Tuesday, 7 August 2018

Gawler’s Hidden Secrets: The Gawler Clock Tower


Gawler’s Hidden Secrets:  The Gawler Clock Tower





<Transcipt>

In 1878, the end of the world rung out from the Gawler Post Office Clock Tower, or so local Gawlerites thought, when the clocks bell rang 100 times in a row, plenty said their prayers that night, only to wake the next day to another winters day.

 The Gawler Town Clock committee was first formed in 1867, with the intent to buy and install a town clock in the tower of the main street post office. Wednt’s Jewellers of Rundle Street, Adelaide supplied the clock, four dials made of milk glass, spanning three feet and six inches in diameter.
  On the 6th of September 1867, the Mayor of Gawler as well as Mr Wendt and a few councillors went into the clock tower, and a few minutes before 4pm, set the pendulum in motion. At 4pm that day, the clock struck the hour on time…which over the coming years, the clocks lack of time keeping would be a major issue and the butt of many jokes by townsfolk.
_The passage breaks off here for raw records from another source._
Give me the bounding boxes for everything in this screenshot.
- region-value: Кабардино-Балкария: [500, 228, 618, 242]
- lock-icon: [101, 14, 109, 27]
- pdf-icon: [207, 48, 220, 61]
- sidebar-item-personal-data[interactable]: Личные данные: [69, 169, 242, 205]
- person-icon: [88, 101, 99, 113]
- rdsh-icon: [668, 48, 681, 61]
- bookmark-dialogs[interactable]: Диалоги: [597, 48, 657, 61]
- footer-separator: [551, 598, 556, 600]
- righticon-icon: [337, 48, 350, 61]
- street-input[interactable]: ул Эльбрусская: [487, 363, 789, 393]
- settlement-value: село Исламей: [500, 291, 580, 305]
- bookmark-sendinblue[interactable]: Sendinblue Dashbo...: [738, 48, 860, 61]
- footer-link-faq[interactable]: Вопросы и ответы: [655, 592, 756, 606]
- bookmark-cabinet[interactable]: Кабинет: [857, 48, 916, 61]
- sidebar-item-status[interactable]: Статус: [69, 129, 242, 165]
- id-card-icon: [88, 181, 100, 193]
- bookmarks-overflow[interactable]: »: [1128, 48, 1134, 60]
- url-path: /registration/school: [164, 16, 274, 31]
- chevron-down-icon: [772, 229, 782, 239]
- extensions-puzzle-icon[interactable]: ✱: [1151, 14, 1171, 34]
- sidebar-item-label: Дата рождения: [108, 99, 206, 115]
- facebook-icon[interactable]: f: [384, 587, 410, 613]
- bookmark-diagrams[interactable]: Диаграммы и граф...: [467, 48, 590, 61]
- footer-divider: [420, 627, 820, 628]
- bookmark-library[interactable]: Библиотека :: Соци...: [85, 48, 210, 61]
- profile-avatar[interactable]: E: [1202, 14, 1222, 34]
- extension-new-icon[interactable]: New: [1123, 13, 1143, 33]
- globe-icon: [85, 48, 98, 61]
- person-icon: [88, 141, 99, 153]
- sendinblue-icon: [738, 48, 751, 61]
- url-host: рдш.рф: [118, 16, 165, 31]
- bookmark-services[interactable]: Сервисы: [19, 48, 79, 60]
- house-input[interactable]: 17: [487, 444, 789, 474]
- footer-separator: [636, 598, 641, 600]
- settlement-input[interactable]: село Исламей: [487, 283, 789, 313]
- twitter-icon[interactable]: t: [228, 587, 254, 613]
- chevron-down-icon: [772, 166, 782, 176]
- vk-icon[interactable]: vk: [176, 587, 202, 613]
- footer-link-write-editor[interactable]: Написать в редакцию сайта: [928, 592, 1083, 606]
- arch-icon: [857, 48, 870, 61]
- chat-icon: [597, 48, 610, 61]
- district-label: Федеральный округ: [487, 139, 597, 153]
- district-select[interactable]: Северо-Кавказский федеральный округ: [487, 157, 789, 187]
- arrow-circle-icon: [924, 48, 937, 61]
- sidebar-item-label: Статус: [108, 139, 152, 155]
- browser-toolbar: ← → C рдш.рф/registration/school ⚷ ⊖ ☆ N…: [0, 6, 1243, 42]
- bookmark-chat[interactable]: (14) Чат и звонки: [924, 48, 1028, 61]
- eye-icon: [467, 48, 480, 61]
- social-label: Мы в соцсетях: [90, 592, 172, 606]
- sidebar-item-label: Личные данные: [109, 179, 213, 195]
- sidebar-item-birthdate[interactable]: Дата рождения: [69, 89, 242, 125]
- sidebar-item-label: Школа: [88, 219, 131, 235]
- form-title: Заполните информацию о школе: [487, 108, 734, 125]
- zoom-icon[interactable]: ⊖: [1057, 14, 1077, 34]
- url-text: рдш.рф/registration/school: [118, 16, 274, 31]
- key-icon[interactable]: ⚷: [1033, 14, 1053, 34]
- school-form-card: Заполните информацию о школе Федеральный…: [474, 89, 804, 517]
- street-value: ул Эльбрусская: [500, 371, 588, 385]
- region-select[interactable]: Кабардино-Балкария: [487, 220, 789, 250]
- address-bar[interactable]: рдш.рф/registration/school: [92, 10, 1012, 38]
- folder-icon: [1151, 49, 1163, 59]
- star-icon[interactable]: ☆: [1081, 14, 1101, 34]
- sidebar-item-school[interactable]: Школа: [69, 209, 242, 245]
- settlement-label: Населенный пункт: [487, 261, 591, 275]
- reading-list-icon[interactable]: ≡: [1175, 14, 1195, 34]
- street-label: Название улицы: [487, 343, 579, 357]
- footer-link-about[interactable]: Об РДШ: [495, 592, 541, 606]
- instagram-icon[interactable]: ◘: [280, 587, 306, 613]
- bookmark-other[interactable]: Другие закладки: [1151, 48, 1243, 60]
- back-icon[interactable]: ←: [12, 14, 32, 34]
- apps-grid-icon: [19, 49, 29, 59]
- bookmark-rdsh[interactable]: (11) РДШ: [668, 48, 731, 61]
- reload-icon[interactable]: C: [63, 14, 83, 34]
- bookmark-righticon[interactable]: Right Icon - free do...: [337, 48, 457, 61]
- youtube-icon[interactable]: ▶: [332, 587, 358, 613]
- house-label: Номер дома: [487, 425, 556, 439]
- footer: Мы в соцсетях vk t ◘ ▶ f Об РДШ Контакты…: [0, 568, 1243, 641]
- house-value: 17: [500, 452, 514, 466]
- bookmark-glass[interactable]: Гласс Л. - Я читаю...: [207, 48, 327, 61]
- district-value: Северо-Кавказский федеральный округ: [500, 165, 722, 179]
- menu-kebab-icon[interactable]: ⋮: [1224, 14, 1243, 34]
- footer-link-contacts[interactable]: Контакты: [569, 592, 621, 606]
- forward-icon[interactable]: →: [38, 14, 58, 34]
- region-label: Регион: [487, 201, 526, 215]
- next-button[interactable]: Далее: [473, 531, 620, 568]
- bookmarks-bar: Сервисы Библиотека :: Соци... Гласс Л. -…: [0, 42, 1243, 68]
 The clock was originally powered by two weights suspended on cables, which are wound on drums, attached to the clock mechanism. These cables had to be manually wound once a week.
The clock mechanism was converted to electric winding and was maintained with biennial visits by a company called Adelaide Clock and Parts Supplies.
Throughout the years, it was often noted that the Gawler town clock was hardly able to keep time. One young police officer noted it could be up to four minutes slower than the clock at the Gawler Railway Station!

In 1998, Gawler watchmaker Mr Kaesler took over the winding duties of the clock, and also regular maintenance.

At Mr. Kaesler's suggestion a clock tower committee was formed, to restore and maintain the clock.

“The Friends of the Clock Tower” began in March 2002 and continues to this day.
 The Friends of the Clock Tower were also responsible for returning the clock to its former hand wound glory, removing the electric winder, restoring broken parts, and replacing broken glass.
An interesting piece of Gawler Trivia is a mistake on the clock, which lies on the eastern side, which if you go up into the Target carpark and look across you can see for yourself. on the eastern face, which shows, written in Roman Numerals a four is where the six should be!


P.S. there are actually 2 mistakes on the clock, the second mistake being that The Roman Numeral for “Four” is “IV” not IIII as marked on the clock faces.